Databases have built-in features for this now. What the author is talking about is a regular table.

In reality, that wasn't too unusual to see because frameworks would use that technique because it's a lowest common denominator across RDMS.


Does SQLite have sequences yet?


Sqlite only has automatically assigned row ID. You can type a column as "integer primary key" to make it an alias for the row ID, or use ROWID directly (not recommended for compatibility).


I think the intriguing part was purposefully using the same sequence value for rows in multiple tables.

I've worked with globally unique (to our application) integer keys, and per table integer sequences (which obviously aren't globally unique), but I don't recall seeing anyone use a global sequence but purposefully reuse elements of the sequence before.


I've seen this fairly recently and I was surprised to also see it in this article because I think that makes it twice that I've seen it in ~25 years.


They may even be the same codebase!


It’s kind of like an idempotency key assigned either by the request or generated at the beginning of processing that request


If the caller/consumer isn't choosing the idempotence key then I don't think it would act as a particularly good one.

In this scenario the database is choosing the id during a transaction and so you'll only find out the value if the transaction successfully commits and the response makes it back to you.
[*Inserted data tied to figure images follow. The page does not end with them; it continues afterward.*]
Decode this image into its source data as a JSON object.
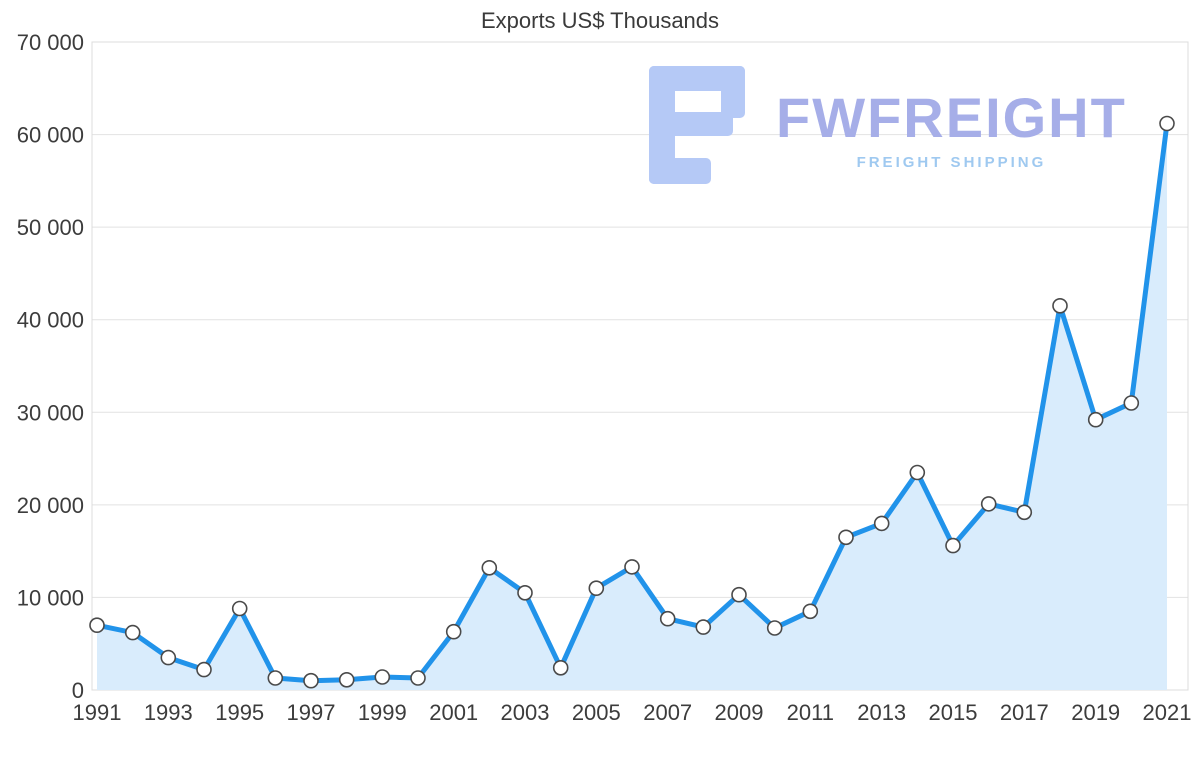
{
  "chart_data": {
    "type": "area",
    "title": "Exports US$ Thousands",
    "x": [
      1991,
      1992,
      1993,
      1994,
      1995,
      1996,
      1997,
      1998,
      1999,
      2000,
      2001,
      2002,
      2003,
      2004,
      2005,
      2006,
      2007,
      2008,
      2009,
      2010,
      2011,
      2012,
      2013,
      2014,
      2015,
      2016,
      2017,
      2018,
      2019,
      2020,
      2021
    ],
    "values": [
      7000,
      6200,
      3500,
      2200,
      8800,
      1300,
      1000,
      1100,
      1400,
      1300,
      6300,
      13200,
      10500,
      2400,
      11000,
      13300,
      7700,
      6800,
      10300,
      6700,
      8500,
      16500,
      18000,
      23500,
      15600,
      20100,
      19200,
      41500,
      29200,
      31000,
      61200
    ],
    "ylim": [
      0,
      70000
    ],
    "ytick_step": 10000,
    "yticks_labels": [
      "0",
      "10 000",
      "20 000",
      "30 000",
      "40 000",
      "50 000",
      "60 000",
      "70 000"
    ],
    "xticks": [
      1991,
      1993,
      1995,
      1997,
      1999,
      2001,
      2003,
      2005,
      2007,
      2009,
      2011,
      2013,
      2015,
      2017,
      2019,
      2021
    ],
    "grid": "horizontal",
    "legend": "none",
    "line_color": "#2193ea",
    "area_color": "#d9ecfc",
    "marker_fill": "#ffffff",
    "marker_stroke": "#4a4a4a",
    "grid_color": "#e2e2e2"
  },
  "watermark": {
    "brand": "FWFREIGHT",
    "tagline": "FREIGHT SHIPPING",
    "logo": "fwfreight-logo",
    "brand_color": "#a6aee8",
    "tagline_color": "#9fc9f0",
    "logo_color": "#b5c9f6"
  }
}
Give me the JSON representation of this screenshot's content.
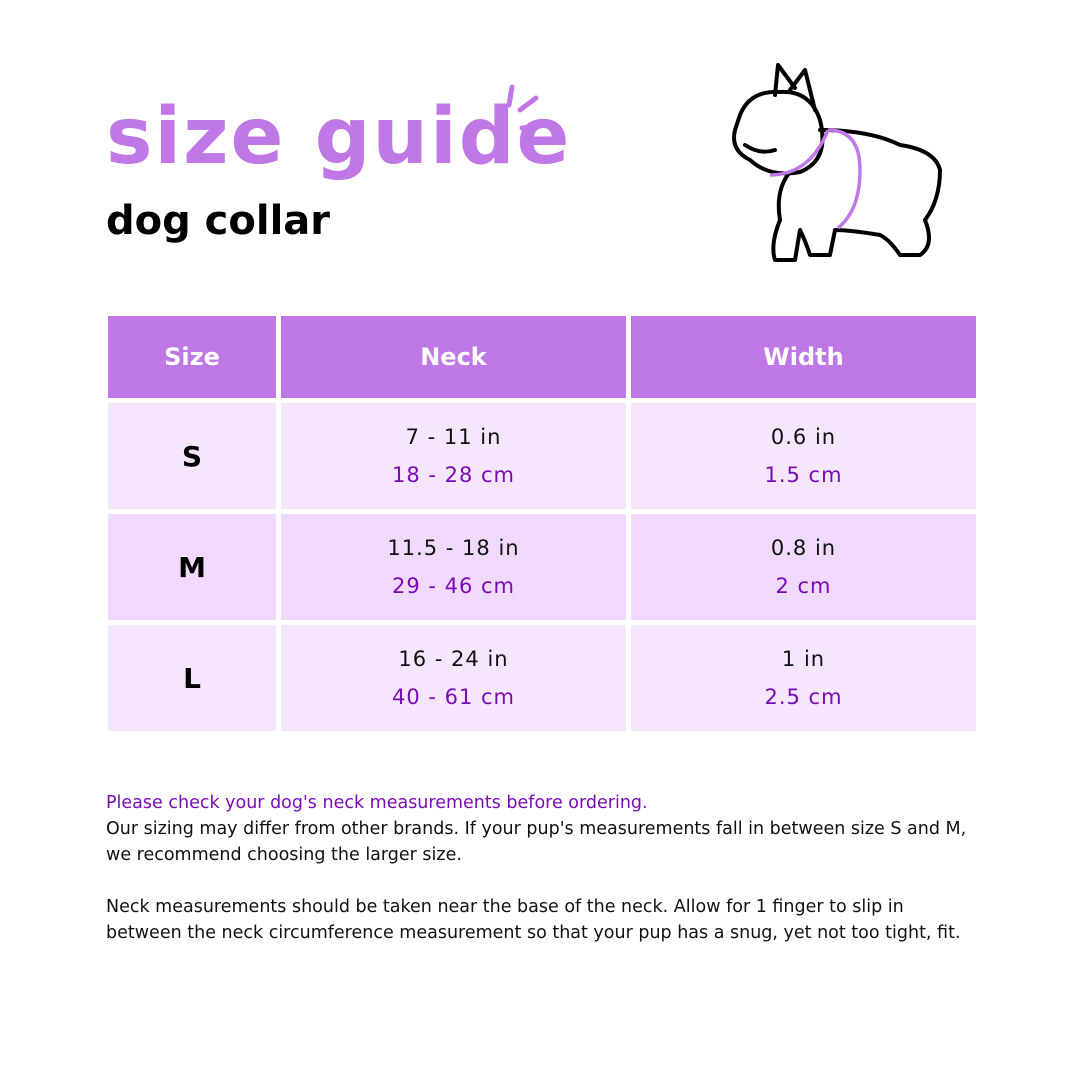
{
  "title": "size guide",
  "subtitle": "dog collar",
  "table": {
    "headers": [
      "Size",
      "Neck",
      "Width"
    ],
    "rows": [
      {
        "size": "S",
        "neck_in": "7 - 11 in",
        "neck_cm": "18 - 28 cm",
        "width_in": "0.6 in",
        "width_cm": "1.5 cm"
      },
      {
        "size": "M",
        "neck_in": "11.5 - 18 in",
        "neck_cm": "29 - 46 cm",
        "width_in": "0.8 in",
        "width_cm": "2 cm"
      },
      {
        "size": "L",
        "neck_in": "16 - 24 in",
        "neck_cm": "40 - 61 cm",
        "width_in": "1 in",
        "width_cm": "2.5 cm"
      }
    ]
  },
  "notes": {
    "highlight": "Please check your dog's neck measurements before ordering.",
    "p1": "Our sizing may differ from other brands. If your pup's measurements fall in between size S and M, we recommend choosing the larger size.",
    "p2": "Neck measurements should be taken near the base of the neck. Allow for 1 finger to slip in between the neck circumference measurement so that your pup has a snug, yet not too tight, fit."
  },
  "colors": {
    "accent": "#c078e6",
    "row_light": "#f6e6fd",
    "row_mid": "#f0d9fc",
    "cm_text": "#7a0cb8"
  },
  "icons": [
    "sparkle-lines-icon",
    "french-bulldog-illustration"
  ]
}
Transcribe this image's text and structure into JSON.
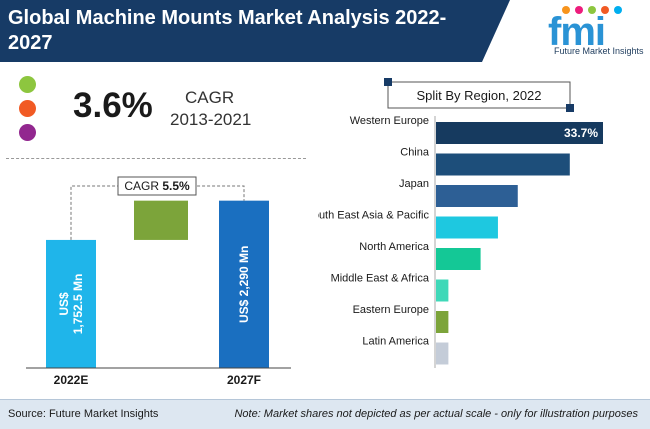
{
  "header": {
    "title_line1": "Global Machine Mounts Market Analysis 2022-",
    "title_line2": "2027",
    "bg_color": "#173b66"
  },
  "logo": {
    "text": "fmi",
    "subtitle": "Future Market Insights",
    "dot_colors": [
      "#f7941d",
      "#ed1c7c",
      "#8dc63f",
      "#f15a24",
      "#00aeef"
    ]
  },
  "cagr": {
    "value": "3.6%",
    "label": "CAGR",
    "period": "2013-2021",
    "dot_colors": [
      "#8dc63f",
      "#f15a24",
      "#92278f"
    ]
  },
  "chart_data": [
    {
      "type": "bar",
      "categories": [
        "2022E",
        "2027F"
      ],
      "values": [
        1752.5,
        2290
      ],
      "value_labels": [
        "US$\n1,752.5 Mn",
        "US$ 2,290 Mn"
      ],
      "bar_colors": [
        "#1fb5ea",
        "#1a6fc0"
      ],
      "growth_color": "#7ca43a",
      "annotation": "CAGR",
      "annotation_value": "5.5%",
      "ylim": [
        0,
        2600
      ]
    },
    {
      "type": "bar",
      "orientation": "horizontal",
      "title": "Split By Region, 2022",
      "categories": [
        "Western Europe",
        "China",
        "Japan",
        "South East Asia & Pacific",
        "North America",
        "Middle East & Africa",
        "Eastern Europe",
        "Latin America"
      ],
      "values": [
        33.7,
        27.0,
        16.5,
        12.5,
        9.0,
        2.5,
        2.5,
        2.5
      ],
      "data_labels": [
        "33.7%",
        "",
        "",
        "",
        "",
        "",
        "",
        ""
      ],
      "bar_colors": [
        "#163a5f",
        "#1d4e7a",
        "#2d5f95",
        "#1ec8e0",
        "#14c896",
        "#3fd8b8",
        "#7ca43a",
        "#c4ccd8"
      ]
    }
  ],
  "footer": {
    "source": "Source: Future Market Insights",
    "note": "Note: Market shares not depicted as per actual scale - only for illustration purposes"
  }
}
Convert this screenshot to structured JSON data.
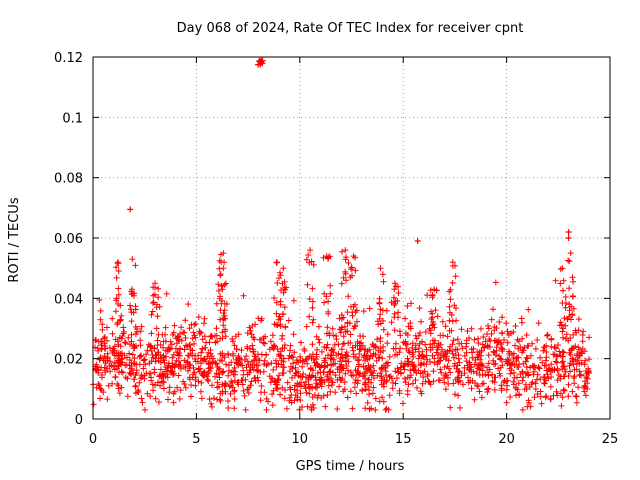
{
  "chart_data": {
    "type": "scatter",
    "title": "Day 068 of 2024, Rate Of TEC Index for receiver cpnt",
    "xlabel": "GPS time / hours",
    "ylabel": "ROTI / TECUs",
    "xlim": [
      0,
      25
    ],
    "ylim": [
      0,
      0.12
    ],
    "xticks": [
      0,
      5,
      10,
      15,
      20,
      25
    ],
    "xtick_labels": [
      "0",
      "5",
      "10",
      "15",
      "20",
      "25"
    ],
    "yticks": [
      0,
      0.02,
      0.04,
      0.06,
      0.08,
      0.1,
      0.12
    ],
    "ytick_labels": [
      "0",
      "0.02",
      "0.04",
      "0.06",
      "0.08",
      "0.1",
      "0.12"
    ],
    "grid": true,
    "marker": "plus",
    "series_color": "#ff0000",
    "series": [
      {
        "name": "ROTI",
        "summary": {
          "x_range": [
            0,
            24
          ],
          "typical_band": [
            0.005,
            0.035
          ],
          "bulk_mean": 0.018
        },
        "outliers": [
          {
            "x": 1.8,
            "y": 0.0695
          },
          {
            "x": 8.1,
            "y": 0.118
          },
          {
            "x": 15.7,
            "y": 0.059
          },
          {
            "x": 23.0,
            "y": 0.062
          },
          {
            "x": 23.0,
            "y": 0.06
          }
        ],
        "spikes": [
          {
            "x": 1.2,
            "y": 0.052
          },
          {
            "x": 1.9,
            "y": 0.053
          },
          {
            "x": 3.0,
            "y": 0.045
          },
          {
            "x": 6.3,
            "y": 0.055
          },
          {
            "x": 6.2,
            "y": 0.052
          },
          {
            "x": 8.9,
            "y": 0.052
          },
          {
            "x": 9.2,
            "y": 0.05
          },
          {
            "x": 10.5,
            "y": 0.056
          },
          {
            "x": 11.3,
            "y": 0.054
          },
          {
            "x": 12.2,
            "y": 0.056
          },
          {
            "x": 12.6,
            "y": 0.054
          },
          {
            "x": 13.9,
            "y": 0.05
          },
          {
            "x": 14.6,
            "y": 0.045
          },
          {
            "x": 16.5,
            "y": 0.043
          },
          {
            "x": 17.4,
            "y": 0.052
          },
          {
            "x": 22.7,
            "y": 0.05
          },
          {
            "x": 23.1,
            "y": 0.055
          }
        ]
      }
    ]
  }
}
Generally you'd want the client to provide the idempotency key such that whatever failure occurs you know the value and can provide it on a retry such that the server can use it to prevent double entry / etc


Yes, but both these have very different properties. He said (I don't know if its the case) that the db didnt have an autoincremental type. Postgres uses these sequence objects to implement autoincremental ids as he was referring to, they are implemented in-engine and are very fast and have already solved data races.

In the article, what he complains about is not about what a sequence is, but about implementing it manually with a table that is read, incremented and then saved. This us more expensive, and depending on how it was implemented you need to take care of the whole data flow so you are unable to allocate the same id twice. That's what he considers odd


The scary thing to me about that setup is how the global value is updated. Every individual script must successfully increment the value to avoid duplicate keys.

Really hope they had a “get key” stored procedure to handle that.


It's possible they had some requirement for gapless ID numbers. You can't do that with a sequence.


I think you missed the crucial part: every related record across all tables would have the same sequence item (the same id). That's really not normal in the database world. It sounds a lot like ECS though.


yeah, I've seen tables with a single row and single columns a few times, for alright reasons. Sometimes you do just want to store a single global value!